Further Exploration at the Super King
In a hurry to get food us before the start of Yom Kippur, I hit the Super King, which is, now that the crappy Albertson’s on Figueroa is gone, my closest large grocery store. I have had pretty good luck with the prepared foods there in the past but Sunday, they were kind of lackluster. I ordered chicken lula which had a weird acrid bite that none of us liked and some beef filet kabobs which were sort of on the dry side. The rice they serve is plain white, unseasoned, the pita wasn’t particularly fresh, the hummous was ho-hum but the grilled pepper and tomato accompaniment was nice enough and added a nice flash of color to the Styrofoam assemblage. I’ll give it another chance because previous dinners have been pretty good and the attraction of the meal being prepared while I shop is pretty irresistible.
The shopping itself is pretty wondrous and the conglomeration of folks from all over the planet makes an incredibly rich multicultural experience, even for L.A. The Trader Joe’s in Silverlake has this (pretty snarky, actually) display with products purchased from the Gelson’s across the street, compared with the same products from T.J.s. The bill from Gelson’s was over 40% higher. I like the service and a lot of the quality at Gelson’s but it will be a long time I think before I do another major shop there again. This summer we were vacationing in Santa Barbara and I fell in love with a store called Lazy Acres which makes Bristol Farms look like Food4Less. I remember looking for a jar of honey and finding nothing on the shelf for less than twelve dollars. I found a gorgeous jar of pure Acacia honey at the Super King for $3.69.
The Super King also has a great collection of bulk spices. I purchased annatto, sesame seeds, sumac, garam masala and stick cinnamon all for less than two dollars a pack. I found a nice bottle of Armenian Avshar brandy for $15.99. This was the five year old. There is also a three year old variety for a couple dollars less. I’m not a big spirit head, but this tasted delicious to me, and I macerated some raisins in it for my break-the-fast kugel and it imparted a really lovely flavor.

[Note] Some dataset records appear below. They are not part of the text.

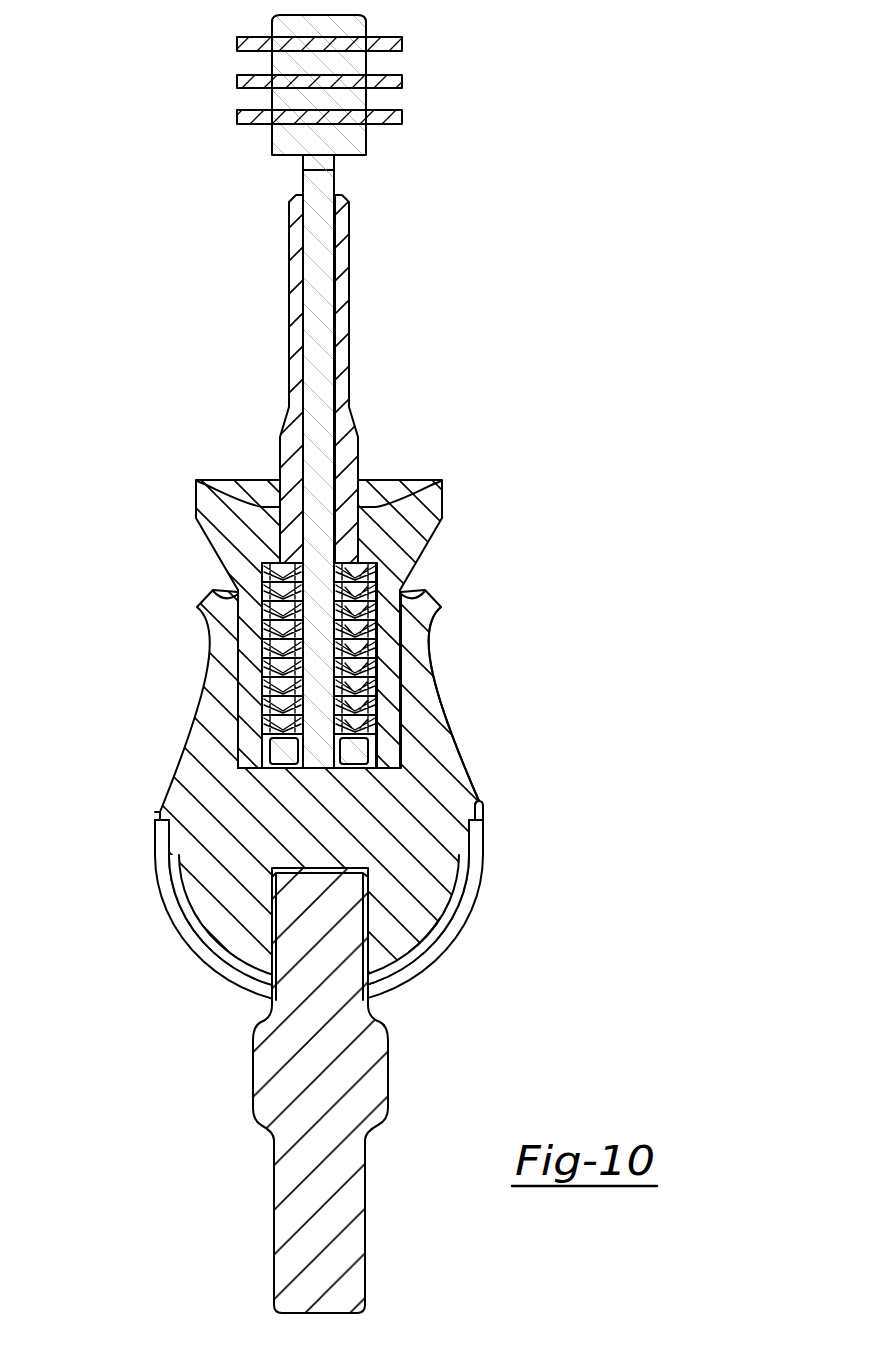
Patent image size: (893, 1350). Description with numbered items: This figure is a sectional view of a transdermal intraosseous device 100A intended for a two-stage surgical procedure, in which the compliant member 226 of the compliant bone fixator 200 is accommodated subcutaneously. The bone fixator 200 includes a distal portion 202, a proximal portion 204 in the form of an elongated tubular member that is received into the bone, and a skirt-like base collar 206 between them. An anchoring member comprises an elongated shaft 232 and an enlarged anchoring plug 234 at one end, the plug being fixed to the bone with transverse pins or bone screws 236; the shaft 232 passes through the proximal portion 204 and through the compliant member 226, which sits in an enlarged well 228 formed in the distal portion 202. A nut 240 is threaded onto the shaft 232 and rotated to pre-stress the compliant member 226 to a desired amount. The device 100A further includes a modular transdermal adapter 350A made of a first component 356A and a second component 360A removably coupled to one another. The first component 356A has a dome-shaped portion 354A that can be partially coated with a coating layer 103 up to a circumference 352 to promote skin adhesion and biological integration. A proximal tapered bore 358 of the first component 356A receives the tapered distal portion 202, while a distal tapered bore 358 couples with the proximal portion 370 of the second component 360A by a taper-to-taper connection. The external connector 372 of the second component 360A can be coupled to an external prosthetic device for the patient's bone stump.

The transdermal intraosseous device 100A is at (124, 898).
The coating layer 103 is at (166, 848).
The compliant bone fixator 200 is at (400, 318).
The distal portion 202 is at (392, 715).
The proximal portion 204 is at (297, 278).
The base collar 206 is at (210, 508).
The compliant member 226 is at (342, 648).
The well 228 is at (354, 625).
The elongated shaft 232 is at (325, 247).
The anchoring plug 234 is at (353, 60).
The bone screws 236 is at (398, 79).
The nut 240 is at (297, 755).
The modular transdermal adapter 350A is at (222, 812).
The circumference 352 is at (484, 803).
The dome-shaped portion 354A is at (446, 896).
The first component 356A is at (437, 735).
The tapered bore 358 is at (239, 726).
The second component 360A is at (266, 1069).
The proximal portion 370 is at (328, 953).
The external connector 372 is at (288, 1219).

There is an excellent selection of California and imported olive oils. I bought a handsome bottle of Saifan extra virgin for $5.49 and shudder to think what Gelson’s would charge for the same item. I haven’t made a dent in the cheese department yet but I got an amazing French feta for $4.79 and a pot cheese/raisin spread called “Farmer’s Sweet Kiss” which I put on toast for a big treat. There is also a daunting selection of yogurts which I intend to mine a bit more as well.
I need to spend more time there. I bought a jar of preserved young walnuts that I have not the foggiest idea what to do with and I want to explore the other preserved fruits and jams they offer, not to mention dried fruits, frozen appetizers like blintzes and boureks and all manner of things that can (economically) add sweetness and savor to our new year.
I’ve started a little myspace page which contains a blog with some additional food writing. Plus other stuff.
Slow Foodie -- I agree! We have spent many hours wandering the aisles of the montrous and packed-full market. What fun! You described the patrons perfectly as a wonderful mix of many cultures, and the items on the shelves are the same. I love chatting with some of the customers who seem to know what they are purchasing. I ask them what they are going to do with 20 lbs. of that fruit that I don't recognize, and I learn a lot! For the most part, I find that being in a market is like being at the watering hole: it equalizes everyone. We are all shopping and searching for good food, and most people are quite willing to share their ideas on how to make that happen!